Knowing how to implement a JWT handler from scratch is not valuable because you will often write one by hand when the AI can produce it in seconds. It is valuable because that knowledge is what makes you a reliable judge of whether the AI’s attempt is actually correct, and whether the edge cases it handled match the ones that matter in your system.
The Institutional Gap
Vella’s research identifies a real transition. The question her work opens is what institutional response software engineering will develop. Aviation’s response was not to slow automation or preserve roles that automation could handle better. It was to be systematic about what the supervisory role requires and to build training and standards around maintaining that capability. The result is a profession where automation does most of the work, the human is responsible for a narrower and more demanding form of judgment, and there are explicit standards for what that judgment requires.

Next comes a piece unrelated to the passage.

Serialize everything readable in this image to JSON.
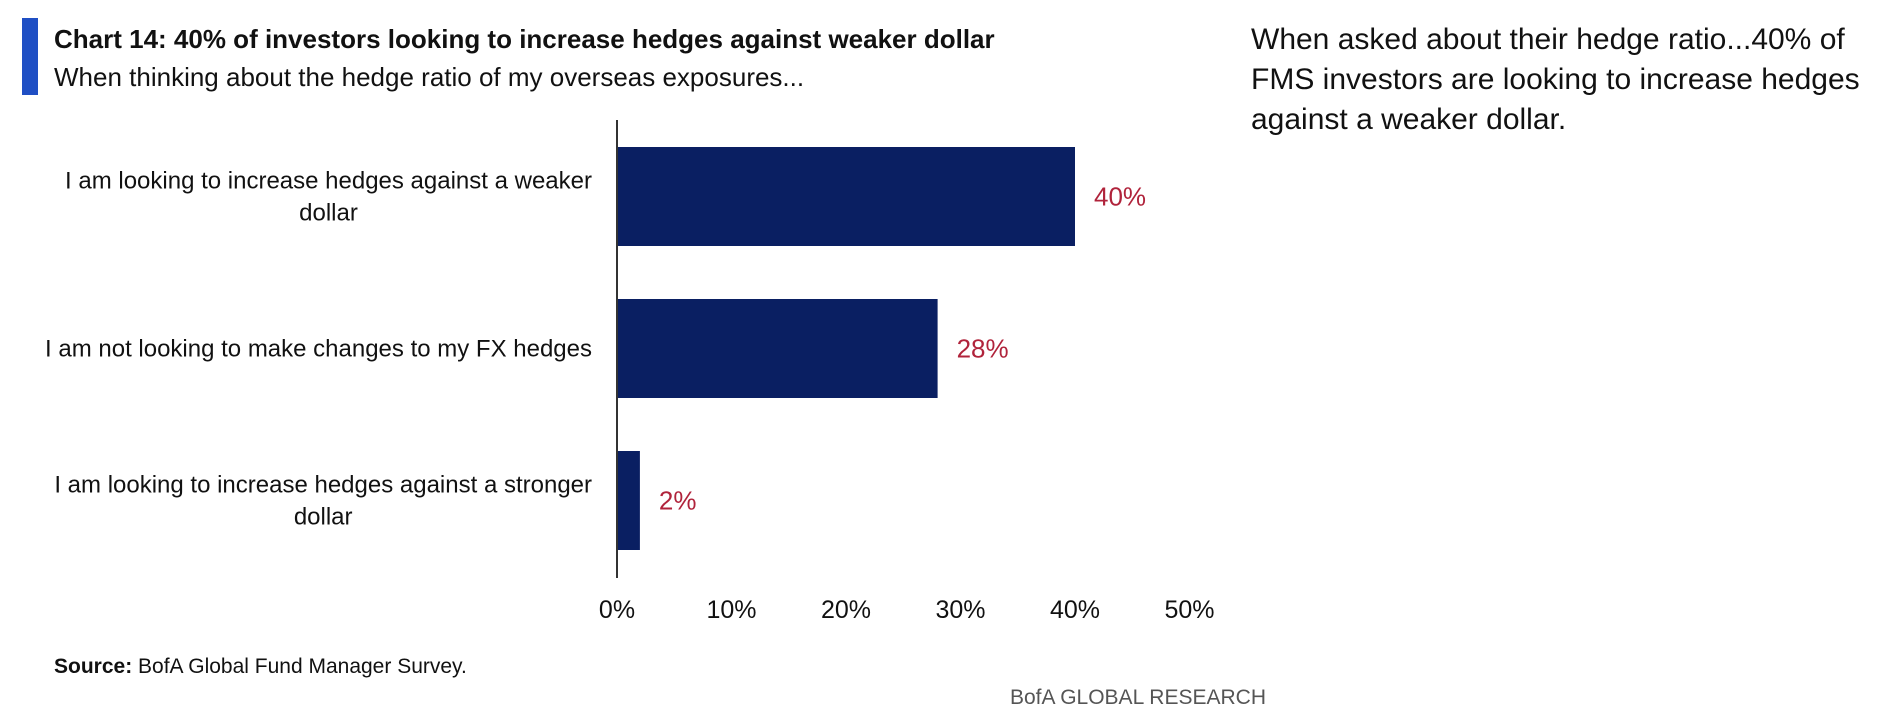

Software engineering is earlier in that process. The automation is here; the supervisory role is emerging; and the standards for supervisory competence have not been written. Vella’s work is one input to that process. The aviation and radiology precedents suggest that developing those standards early, before a series of high-profile failures makes them obviously necessary, is worth the effort.
The specific things that would move the field forward are not complicated in concept, even if they are difficult to standardize across a heterogeneous industry: formal failure mode taxonomies for common AI coding errors, deliberate practice requirements that maintain inner-loop skills, and team protocols for tracking the provenance and verification depth of AI-generated code. None of these exist in any widespread form today. Aviation had to learn their necessity the hard way. Software engineering does not have to.